Pope Francis’ recent urge to “move around, to see reality from various viewpoints” (2014, p. 4) offers Christianity a transformative invitation to see itself anew, apart from the “centralism and ideological approaches” so often coloring its history.
I was asked to offer an interpretation of what this might mean for us, our communities, and our institutions.
In response, I immediately recalled the quote attributed to Albert Einstein (1879-1955):
No problem can be solved from the same level of consciousness that created it.”

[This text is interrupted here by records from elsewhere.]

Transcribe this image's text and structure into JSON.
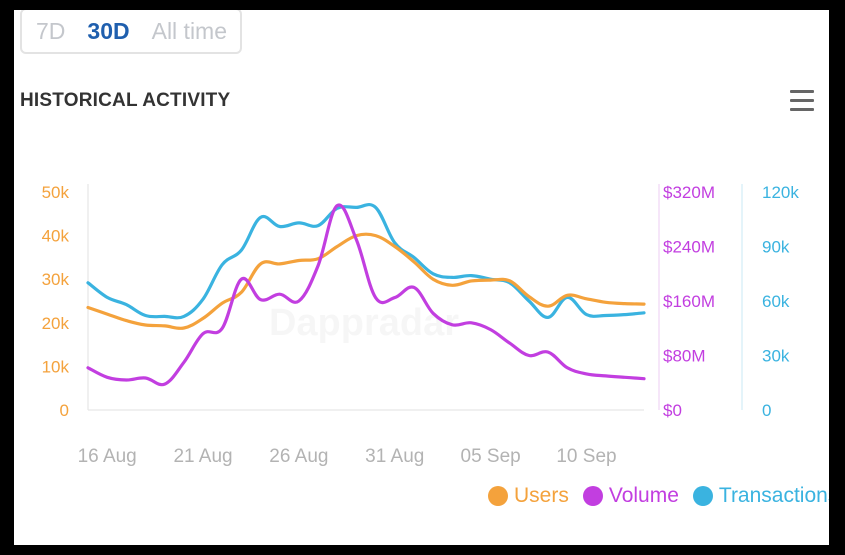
{
  "range_tabs": [
    {
      "label": "7D",
      "active": false
    },
    {
      "label": "30D",
      "active": true
    },
    {
      "label": "All time",
      "active": false
    }
  ],
  "title": "HISTORICAL ACTIVITY",
  "watermark": "Dappradar",
  "colors": {
    "users": "#f4a23c",
    "volume": "#c23ee0",
    "transactions": "#3ab3e0",
    "grid": "#e6e6e6",
    "tab_active": "#1f5fae"
  },
  "chart_data": {
    "type": "line",
    "x": [
      "15 Aug",
      "16 Aug",
      "17 Aug",
      "18 Aug",
      "19 Aug",
      "20 Aug",
      "21 Aug",
      "22 Aug",
      "23 Aug",
      "24 Aug",
      "25 Aug",
      "26 Aug",
      "27 Aug",
      "28 Aug",
      "29 Aug",
      "30 Aug",
      "31 Aug",
      "01 Sep",
      "02 Sep",
      "03 Sep",
      "04 Sep",
      "05 Sep",
      "06 Sep",
      "07 Sep",
      "08 Sep",
      "09 Sep",
      "10 Sep",
      "11 Sep",
      "12 Sep",
      "13 Sep"
    ],
    "x_tick_labels": [
      "16 Aug",
      "21 Aug",
      "26 Aug",
      "31 Aug",
      "05 Sep",
      "10 Sep"
    ],
    "axes": {
      "users": {
        "side": "left",
        "ticks": [
          "0",
          "10k",
          "20k",
          "30k",
          "40k",
          "50k"
        ],
        "range": [
          0,
          50000
        ]
      },
      "volume": {
        "side": "right",
        "ticks": [
          "$0",
          "$80M",
          "$160M",
          "$240M",
          "$320M"
        ],
        "range": [
          0,
          320000000
        ]
      },
      "transactions": {
        "side": "right",
        "ticks": [
          "0",
          "30k",
          "60k",
          "90k",
          "120k"
        ],
        "range": [
          0,
          120000
        ]
      }
    },
    "series": [
      {
        "name": "Users",
        "axis": "users",
        "values": [
          23500,
          22000,
          20500,
          19500,
          19300,
          18800,
          21000,
          24500,
          27000,
          33500,
          33500,
          34300,
          34700,
          37500,
          40000,
          40000,
          37500,
          34000,
          30000,
          28600,
          29600,
          29800,
          29600,
          26000,
          23800,
          26300,
          25500,
          24700,
          24400,
          24300
        ]
      },
      {
        "name": "Volume",
        "axis": "volume",
        "values": [
          62000000,
          48000000,
          44000000,
          47000000,
          38000000,
          70000000,
          112000000,
          120000000,
          192000000,
          162000000,
          170000000,
          160000000,
          212000000,
          300000000,
          250000000,
          165000000,
          165000000,
          180000000,
          142000000,
          125000000,
          128000000,
          118000000,
          98000000,
          80000000,
          85000000,
          62000000,
          53000000,
          50000000,
          48000000,
          46000000
        ]
      },
      {
        "name": "Transactions",
        "axis": "transactions",
        "values": [
          70000,
          62000,
          58000,
          52000,
          51500,
          51500,
          61000,
          80000,
          88000,
          106000,
          101000,
          103000,
          101500,
          111000,
          111500,
          111500,
          92000,
          84000,
          75000,
          73000,
          74000,
          72000,
          70000,
          60000,
          51000,
          62000,
          52500,
          52000,
          52500,
          53500
        ]
      }
    ],
    "legend": [
      "Users",
      "Volume",
      "Transactions"
    ],
    "legend_position": "bottom-right",
    "grid": false
  }
}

This wisely suggests the rather common-sense idea that growth requires an upleveling—a dramatic shift—in the way we approach any situation.
Looking In, Looking Out
Before such innovative action can actually take shape, the matter must be seen from an entirely new angle.
This is much like the gradual horizon, unfolding before 15th century sailing vessels, helped disclose a spherical earth. More contemporarily, it is the transformational sight of the earth from space that has helped us radically recognize our planetary responsibility.

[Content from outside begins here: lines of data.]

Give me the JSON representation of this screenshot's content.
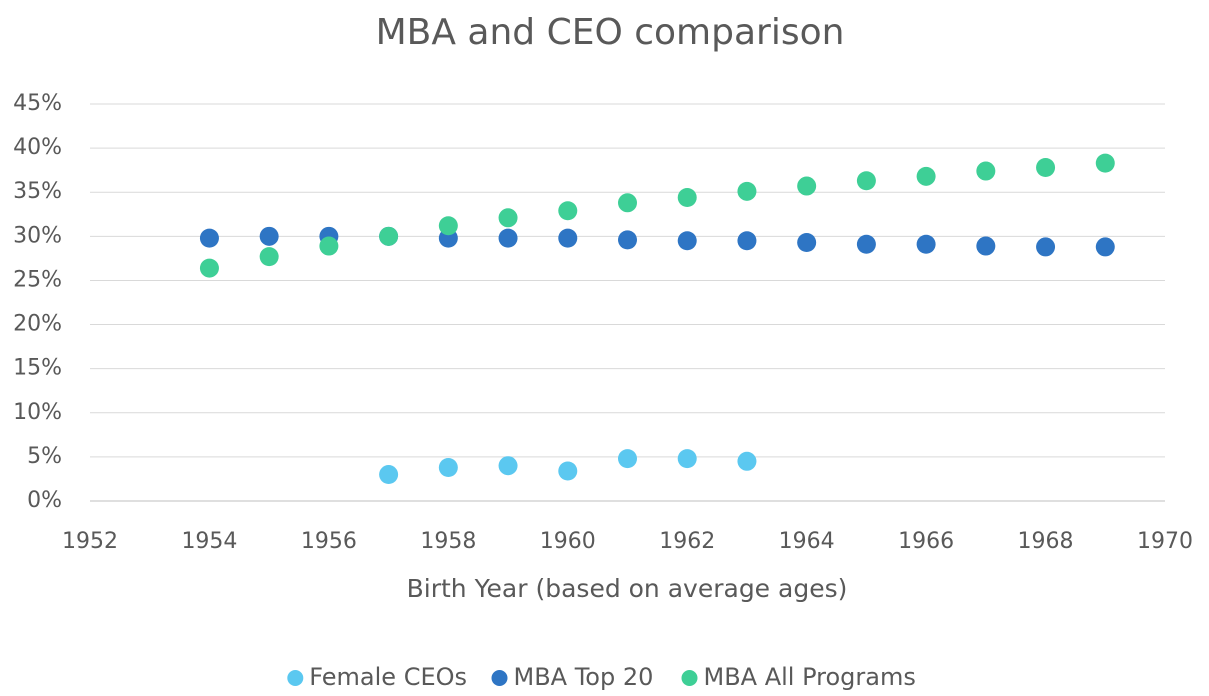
{
  "chart_data": {
    "type": "scatter",
    "title": "MBA and CEO comparison",
    "x_label": "Birth Year (based on average ages)",
    "xlim": [
      1952,
      1970
    ],
    "xticks": [
      1952,
      1954,
      1956,
      1958,
      1960,
      1962,
      1964,
      1966,
      1968,
      1970
    ],
    "ylim": [
      0,
      45
    ],
    "yticks": [
      {
        "value": 0,
        "label": "0%"
      },
      {
        "value": 5,
        "label": "5%"
      },
      {
        "value": 10,
        "label": "10%"
      },
      {
        "value": 15,
        "label": "15%"
      },
      {
        "value": 20,
        "label": "20%"
      },
      {
        "value": 25,
        "label": "25%"
      },
      {
        "value": 30,
        "label": "30%"
      },
      {
        "value": 35,
        "label": "35%"
      },
      {
        "value": 40,
        "label": "40%"
      },
      {
        "value": 45,
        "label": "45%"
      }
    ],
    "grid": true,
    "legend": "bottom",
    "series": [
      {
        "name": "Female CEOs",
        "color": "#5bc8f0",
        "x": [
          1957,
          1958,
          1959,
          1960,
          1961,
          1962,
          1963
        ],
        "values": [
          3.0,
          3.8,
          4.0,
          3.4,
          4.8,
          4.8,
          4.5
        ]
      },
      {
        "name": "MBA Top 20",
        "color": "#2e75c4",
        "x": [
          1954,
          1955,
          1956,
          1957,
          1958,
          1959,
          1960,
          1961,
          1962,
          1963,
          1964,
          1965,
          1966,
          1967,
          1968,
          1969
        ],
        "values": [
          29.8,
          30.0,
          30.0,
          30.0,
          29.8,
          29.8,
          29.8,
          29.6,
          29.5,
          29.5,
          29.3,
          29.1,
          29.1,
          28.9,
          28.8,
          28.8
        ]
      },
      {
        "name": "MBA All Programs",
        "color": "#3ecf96",
        "x": [
          1954,
          1955,
          1956,
          1957,
          1958,
          1959,
          1960,
          1961,
          1962,
          1963,
          1964,
          1965,
          1966,
          1967,
          1968,
          1969
        ],
        "values": [
          26.4,
          27.7,
          28.9,
          30.0,
          31.2,
          32.1,
          32.9,
          33.8,
          34.4,
          35.1,
          35.7,
          36.3,
          36.8,
          37.4,
          37.8,
          38.3
        ]
      }
    ]
  }
}
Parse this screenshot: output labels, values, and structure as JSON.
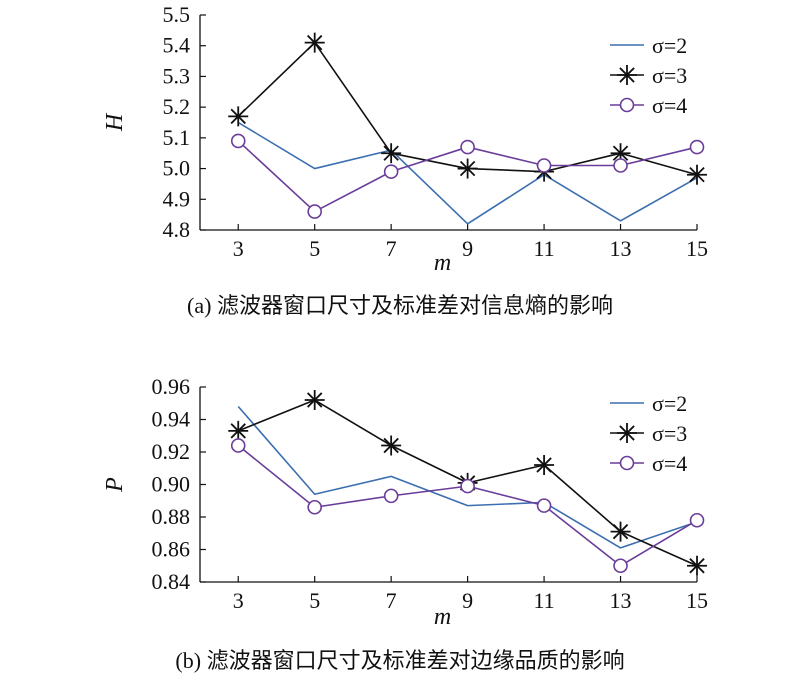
{
  "chart_data": [
    {
      "type": "line",
      "caption": "(a) 滤波器窗口尺寸及标准差对信息熵的影响",
      "xlabel": "m",
      "ylabel": "H",
      "x": [
        3,
        5,
        7,
        9,
        11,
        13,
        15
      ],
      "xticks": [
        "3",
        "5",
        "7",
        "9",
        "11",
        "13",
        "15"
      ],
      "yticks": [
        "4.8",
        "4.9",
        "5.0",
        "5.1",
        "5.2",
        "5.3",
        "5.4",
        "5.5"
      ],
      "xlim": [
        2,
        15
      ],
      "ylim": [
        4.8,
        5.5
      ],
      "legend_position": "top-right",
      "series": [
        {
          "name": "σ=2",
          "marker": "none",
          "color": "#3b6fb0",
          "values": [
            5.15,
            5.0,
            5.06,
            4.82,
            4.98,
            4.83,
            4.97
          ]
        },
        {
          "name": "σ=3",
          "marker": "asterisk",
          "color": "#111111",
          "values": [
            5.17,
            5.41,
            5.05,
            5.0,
            4.99,
            5.05,
            4.98
          ]
        },
        {
          "name": "σ=4",
          "marker": "circle",
          "color": "#6a3d9a",
          "values": [
            5.09,
            4.86,
            4.99,
            5.07,
            5.01,
            5.01,
            5.07
          ]
        }
      ]
    },
    {
      "type": "line",
      "caption": "(b) 滤波器窗口尺寸及标准差对边缘品质的影响",
      "xlabel": "m",
      "ylabel": "P",
      "x": [
        3,
        5,
        7,
        9,
        11,
        13,
        15
      ],
      "xticks": [
        "3",
        "5",
        "7",
        "9",
        "11",
        "13",
        "15"
      ],
      "yticks": [
        "0.84",
        "0.86",
        "0.88",
        "0.90",
        "0.92",
        "0.94",
        "0.96"
      ],
      "xlim": [
        2,
        15
      ],
      "ylim": [
        0.84,
        0.96
      ],
      "legend_position": "top-right",
      "series": [
        {
          "name": "σ=2",
          "marker": "none",
          "color": "#3b6fb0",
          "values": [
            0.948,
            0.894,
            0.905,
            0.887,
            0.889,
            0.861,
            0.877
          ]
        },
        {
          "name": "σ=3",
          "marker": "asterisk",
          "color": "#111111",
          "values": [
            0.933,
            0.952,
            0.924,
            0.901,
            0.912,
            0.871,
            0.85
          ]
        },
        {
          "name": "σ=4",
          "marker": "circle",
          "color": "#6a3d9a",
          "values": [
            0.924,
            0.886,
            0.893,
            0.899,
            0.887,
            0.85,
            0.878
          ]
        }
      ]
    }
  ]
}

As Pope Francis recently noted, these “great changes in history were realized when reality was seen not from the center but rather from the periphery” (2014, p. 3). Expanding our knowledge of what Bernard Lonergan called the “incomplete and approximate portrayals of an enormously complex reality” (1972, p. 219) always requires a new viewpoint, a new perspective.
A Turbulent Margin
This necessarily makes Francis’ “move away from the central position of calmness and peacefulness” (2014, p. 3) our perspective-changing beginning.
From that place of the turbulent margin, we will proceed. Drawing from another of our senses next time, we will begin to look in on ourselves.
References
Lonergan, B. J. F. (1972). Method in theology. Minneapolis: Seabury.
Spardaro, A. (2014). Wake up the world: Conversation with Pope Francis about the religious life. La Civilta Cattolica (I), 3-17.